Mas agora era tarde demais. Você já havia lançado a base da piada, depois da qual não havia retorno. Você não ia inventar uma história sobre uma onça, você não ia dizer que ele não entendeu direito, você não ia apenas sair correndo da portaria em direção a catraca, ainda mais porque sem o cartão de acesso você não conseguiria passar, isso provavelmente só iria piorar as coisas. Então você respirou fundo, endireitou a postura e mandou.
“Aquela pintada que eu te dei”
Por alguns segundos o porteiro apenas congelou. Uma expressão enigmática que flutuava entre a confusão e o terror percorria o rosto dele e você temeu pelo pior. Você havia falado sobre dar pintadas num idoso. Você era um perturbado. Você era um doente. Você teria que procurar um novo horário, talvez um novo emprego, talvez sair da cidade após uma matéria no jornal sobre o “pintador de idosos da cidade”. Mas aí aconteceu. O porteiro sorriu. O porteiro abriu ainda mais o sorriso. O porteiro deu gostosas gargalhadas. O porteiro gritou “AHHHH, MAS NESSE LUGAR SÓ TEM FILHO DA PUTA MESMO, EU TENTO PEGAR UM E ELE AINDA ME PEGA, SÓ TEM FILHO DA PUTA HAHAHAHAHA” e juntos vocês dois sorriram o sorriso dos bons e gargalharam as gargalhadas dos justos, como apenas dois homens adultos que fazem piadas de pré-adolescente conseguem sorrir e gargalhar.
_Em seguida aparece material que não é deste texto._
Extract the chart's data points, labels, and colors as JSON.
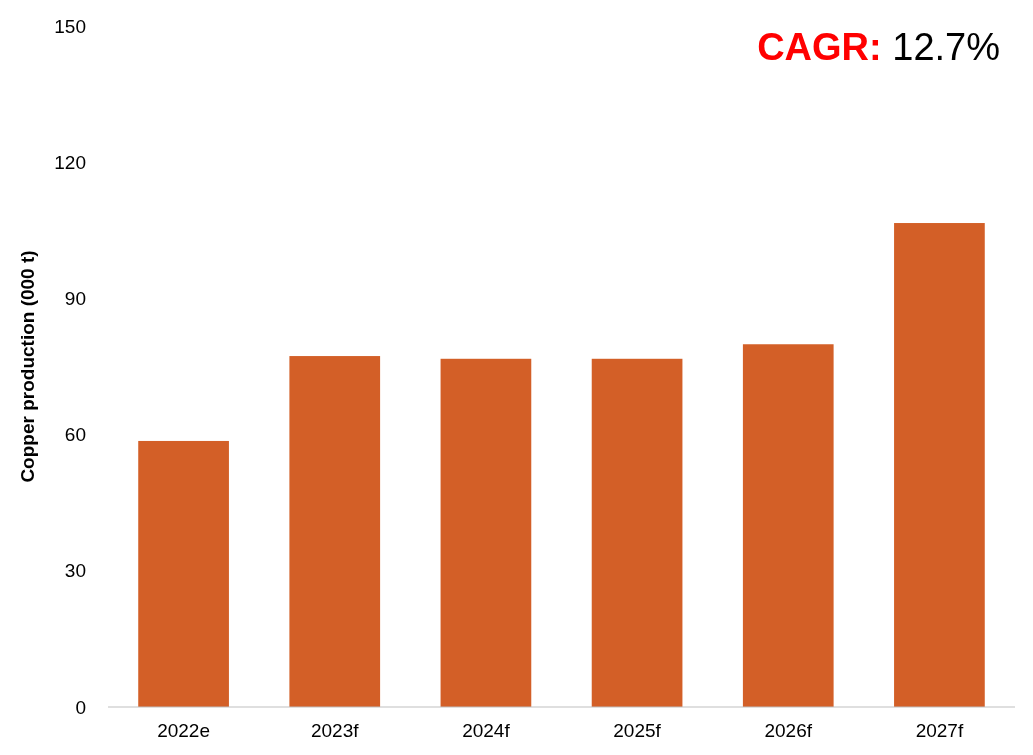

No caminho pro portão você listou mentalmente que outras piadas desse tipo você ainda tinha — a manga, aquela chupada que você me deu, a roupa, aquela rasgada que eu te dei, e algumas variações como perguntar se a pessoa gosta de laranja e oferecer um saco pra ela chupar — e sorriu para o infinito. Aí percebeu que por alguma razão, durante todo esse processo, esqueceu de pegar o cartão de acesso e voltou pra buscar.